Memang sangat sesuai dengan namanya, anda bisa membedakan mana tahu
takwa yang asli dan mana tahu biasa dari aromanya. Aromanya gurih dan
sangat menggoda bahkan sebelum dirasakan di lidah.Rasa tahu ini gurih tekstur yang kenyal dan lembut saat dimakan.
Berbentuk kotak seperti tahu kebanyakan. memiliki ciri khas yaitu warna kuning menggunakan pewarna makanan alami yaitu kunyit.
Jadi sangat aman untuk dikonsumsi. Dalam pembuatannya juga sedikit berbeda
dengan tahu lainnya. Pertama tahu yang baru di buat ini direbus dengan kunyit dan garam. Jadi walaupun belum digoreng, tahu
takwa bisa langsung dikonsumsi karena saat perebusannya membuat tahu
ini matang.
KESENIAN JARANAN DAN KETHEK OGLENG KEDIRI
Ragam kesenian di Kabupaten Kediri tentunya tidak lepas dari sejarah
kerajaan Kediri.Beberapa kesenian khas daerah yang dapat dinikmati
wisatawan antara lain Seni Jaranan, kethek ogleng dll
Kesenian Jaranan menyuguhkan berbagai atraksi menarik yang kadang mampu
membangkitkan rasa takjub.Atraksi gerak pemain dengan diiringi tabuhan
gamelan serta sesekali diselingi unsur magis menjadikan kesenian ini
layak ditonton.
Di Kabupaten Kediri terdapat beberapa kesenian Jaranan yang dapat
dinikmati diantaranya Jaranan Senterewe, Jaranan Pegon, Jaranan Dor, dan
Jaranan Jowo.

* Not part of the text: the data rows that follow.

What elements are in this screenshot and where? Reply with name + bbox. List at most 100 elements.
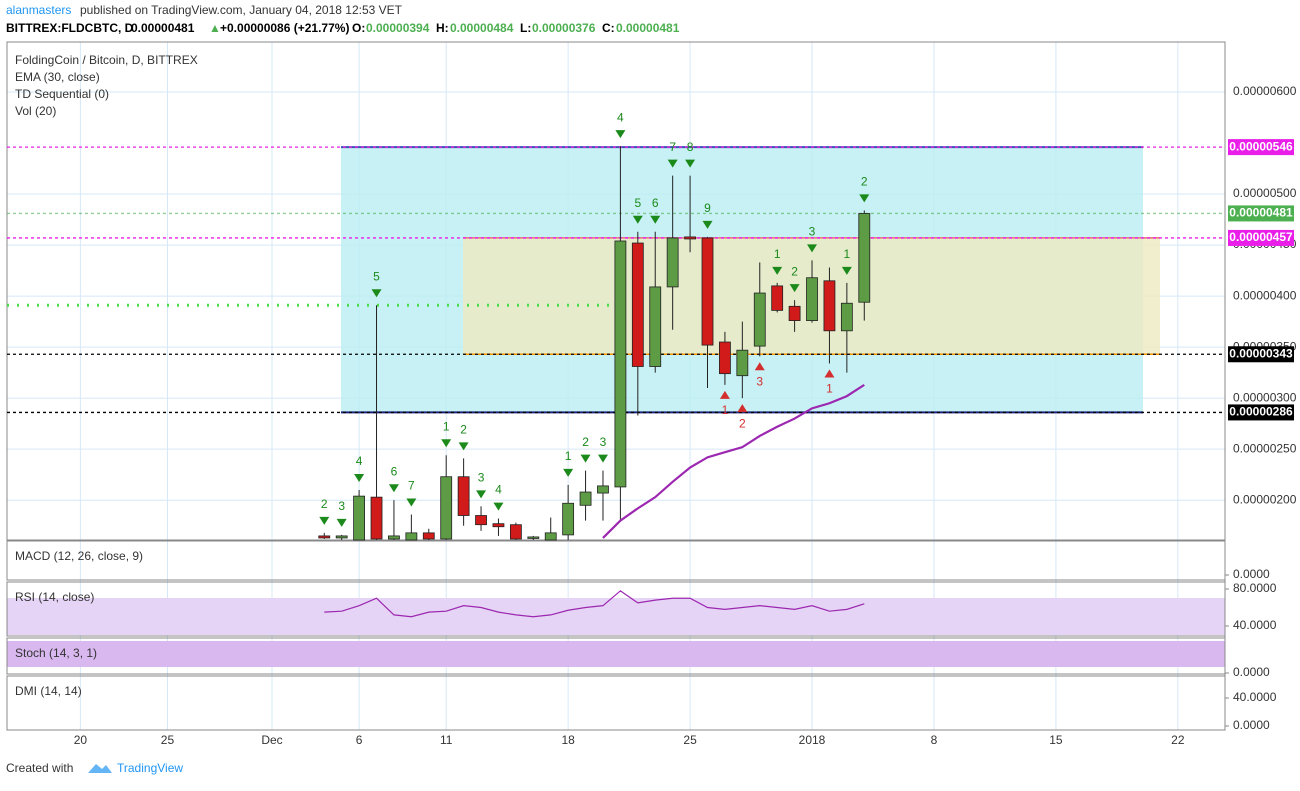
candle-body (684, 236, 696, 240)
x-tick-label: 25 (683, 733, 697, 747)
td-triangle (319, 516, 330, 525)
td-triangle (824, 369, 835, 378)
td-label: 1 (565, 449, 572, 463)
y-tick-label: 0.00000500 (1233, 186, 1297, 200)
td-label: 1 (722, 403, 729, 417)
last: 0.00000481 (131, 21, 195, 35)
pane-tick-label: 40.0000 (1233, 690, 1277, 704)
td-label: 1 (844, 247, 851, 261)
price-label: 0.00000457 (1229, 230, 1293, 244)
td-triangle (685, 159, 696, 168)
candle-body (753, 292, 766, 347)
price-label-box (1228, 229, 1294, 246)
candle-body (457, 476, 470, 516)
candle-body (579, 491, 592, 506)
candle-body (823, 280, 836, 332)
td-label: 7 (669, 140, 676, 154)
price-label-box (1228, 404, 1294, 421)
td-label: 4 (495, 483, 502, 497)
c-label: C: (602, 21, 615, 35)
brand[interactable]: TradingView (117, 761, 183, 775)
td-triangle (772, 266, 783, 275)
pane-tick-label: 0.0000 (1233, 665, 1270, 679)
candle-body (597, 485, 609, 494)
candle-body (649, 286, 662, 367)
legend-item: FoldingCoin / Bitcoin, D, BITTREX (15, 53, 198, 67)
candle-body (614, 240, 627, 488)
price-label: 0.00000343 (1229, 346, 1293, 360)
candle-body (492, 523, 505, 528)
x-tick-label: 20 (74, 733, 88, 747)
legend-item: TD Sequential (0) (15, 87, 109, 101)
candle-body (527, 536, 540, 539)
candle-body (701, 237, 714, 346)
td-label: 1 (826, 382, 833, 396)
candle-body (405, 532, 418, 541)
td-triangle (563, 468, 574, 477)
td-triangle (354, 473, 365, 482)
o: 0.00000394 (366, 21, 430, 35)
candle-body (736, 349, 749, 377)
td-label: 3 (478, 470, 485, 484)
pane-tick-label: 80.0000 (1233, 581, 1277, 595)
o-label: O: (352, 21, 365, 35)
td-triangle (371, 289, 382, 298)
td-label: 3 (338, 499, 345, 513)
candle-body (788, 305, 801, 321)
rsi-band (7, 598, 1225, 635)
h-label: H: (436, 21, 449, 35)
ema-line (602, 383, 865, 539)
x-tick-label: 2018 (799, 733, 826, 747)
price-label: 0.00000546 (1229, 139, 1293, 153)
l-label: L: (520, 21, 531, 35)
td-label: 6 (391, 464, 398, 478)
candle-body (806, 277, 818, 321)
td-triangle (336, 518, 347, 527)
pane-tick-label: 0.0000 (1233, 567, 1270, 581)
candle-body (562, 502, 575, 536)
price-label-box (1228, 346, 1294, 363)
arrow: ▲ (209, 21, 221, 35)
td-triangle (754, 362, 765, 371)
symbol-line: BITTREX:FLDCBTC, D 0.00000481 ▲ +0.00000… (6, 21, 680, 35)
author[interactable]: alanmasters (6, 3, 71, 17)
td-triangle (859, 194, 870, 203)
td-label: 1 (443, 419, 450, 433)
c: 0.00000481 (616, 21, 680, 35)
pane-tick-label: 0.0000 (1233, 718, 1270, 732)
td-triangle (406, 498, 417, 507)
candle-body (840, 302, 853, 332)
td-label: 2 (739, 416, 746, 430)
td-label: 4 (356, 454, 363, 468)
td-triangle (789, 284, 800, 293)
l: 0.00000376 (532, 21, 596, 35)
td-label: 1 (774, 247, 781, 261)
td-label: 2 (321, 497, 328, 511)
td-triangle (719, 390, 730, 399)
x-tick-label: 15 (1049, 733, 1063, 747)
candle-body (858, 213, 871, 303)
price-label-box (1228, 205, 1294, 222)
price-label: 0.00000481 (1229, 206, 1293, 220)
legend-item: EMA (30, close) (15, 70, 100, 84)
candle-body (370, 496, 383, 540)
td-triangle (493, 502, 504, 511)
x-tick-label: 6 (356, 733, 363, 747)
pane-tick-label: 40.0000 (1233, 618, 1277, 632)
candle-body (440, 476, 453, 540)
td-triangle (476, 490, 487, 499)
legend-item: Vol (20) (15, 104, 56, 118)
h: 0.00000484 (450, 21, 514, 35)
published: published on TradingView.com, January 04… (80, 3, 403, 17)
candle-body (631, 242, 644, 367)
candle-body (422, 532, 435, 540)
logo (88, 764, 112, 773)
td-label: 3 (600, 435, 607, 449)
td-label: 2 (861, 175, 868, 189)
td-triangle (737, 404, 748, 413)
x-tick-label: 8 (931, 733, 938, 747)
candle-body (353, 495, 366, 541)
x-tick-label: 18 (561, 733, 575, 747)
y-tick-label: 0.00000200 (1233, 492, 1297, 506)
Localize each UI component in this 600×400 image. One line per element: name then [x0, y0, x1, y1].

Jaranan Jowo merupakan salah satu kesenian Jaranan yang
mengandung unsur magis dalam tariannya. Dimana pada puncaknya penari
akan mengalami TRANCE (kesurupan) dan melakukan aksi berbahaya yang
terkadang di luar akal manusia.
Sedangkan Jaranan Dor, Jaranan Pegon, dan Jaranan Senterewe lebih
mengedepan kan kreatifitas gerak dengan iringan musik yang dinamis.
Jaranan Senterewe merupakan jaranan yang digemari, karena dalam
penampilannya selalu disertai hiburan lagu-lagu yang bernada diatonis.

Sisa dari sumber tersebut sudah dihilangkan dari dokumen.